Randy Bell, a 24-year-old resident of Thornton, Colorado, hadn’t played many concerts when he struck a deal with a major label. Epic Records released the single “Don’t Do Me” in July 1984, and the power-pop ode made a brief appearance on the Billboard singles chart, peaking at No. 93.
“I never played the bars,” Bell said of his nascent career. “I put my money into good-quality home-recording equipment—I started doing that when I was 18 or so. I’d go down to the basement and listen to what was popular on the radio, then write my own material based on that and try to record it.”
One of Bell’s first homemade efforts, an original tune called “More Than Alive,” was voted No. 1 by the listeners of Denver’s KTLK in the radio station’s Colorado Music album contest. Bell entered it under the name “Randy Rock,” but ditched the moniker soon after. The local showing led him to the finals of Miller High Life’s “Rock to Riches” talent search. At the finals, held in New York’s Palladium in April 1982, he wound up with second place.

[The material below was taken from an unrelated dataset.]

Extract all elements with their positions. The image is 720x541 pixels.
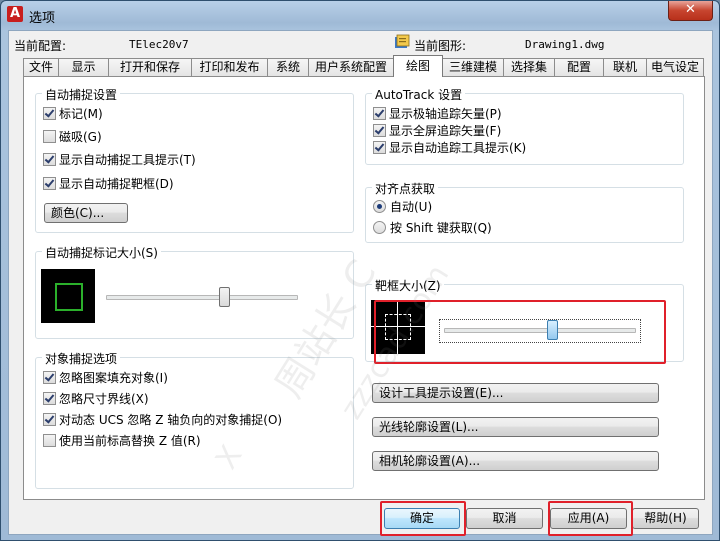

“Don’t Do Me” was the first product to come out of Bell’s “long term, multi-album” contract with Epic. He quit his day job at Rocky Flats, a nuclear plant near Denver, in his continuing search for a smash. But Epic styled him as a teenybopper act—his bare-chested visage appeared in such fan magazines as Teen Beat. The one-dimensional marketing plan didn’t work, and it put an end to Bell’s musical path.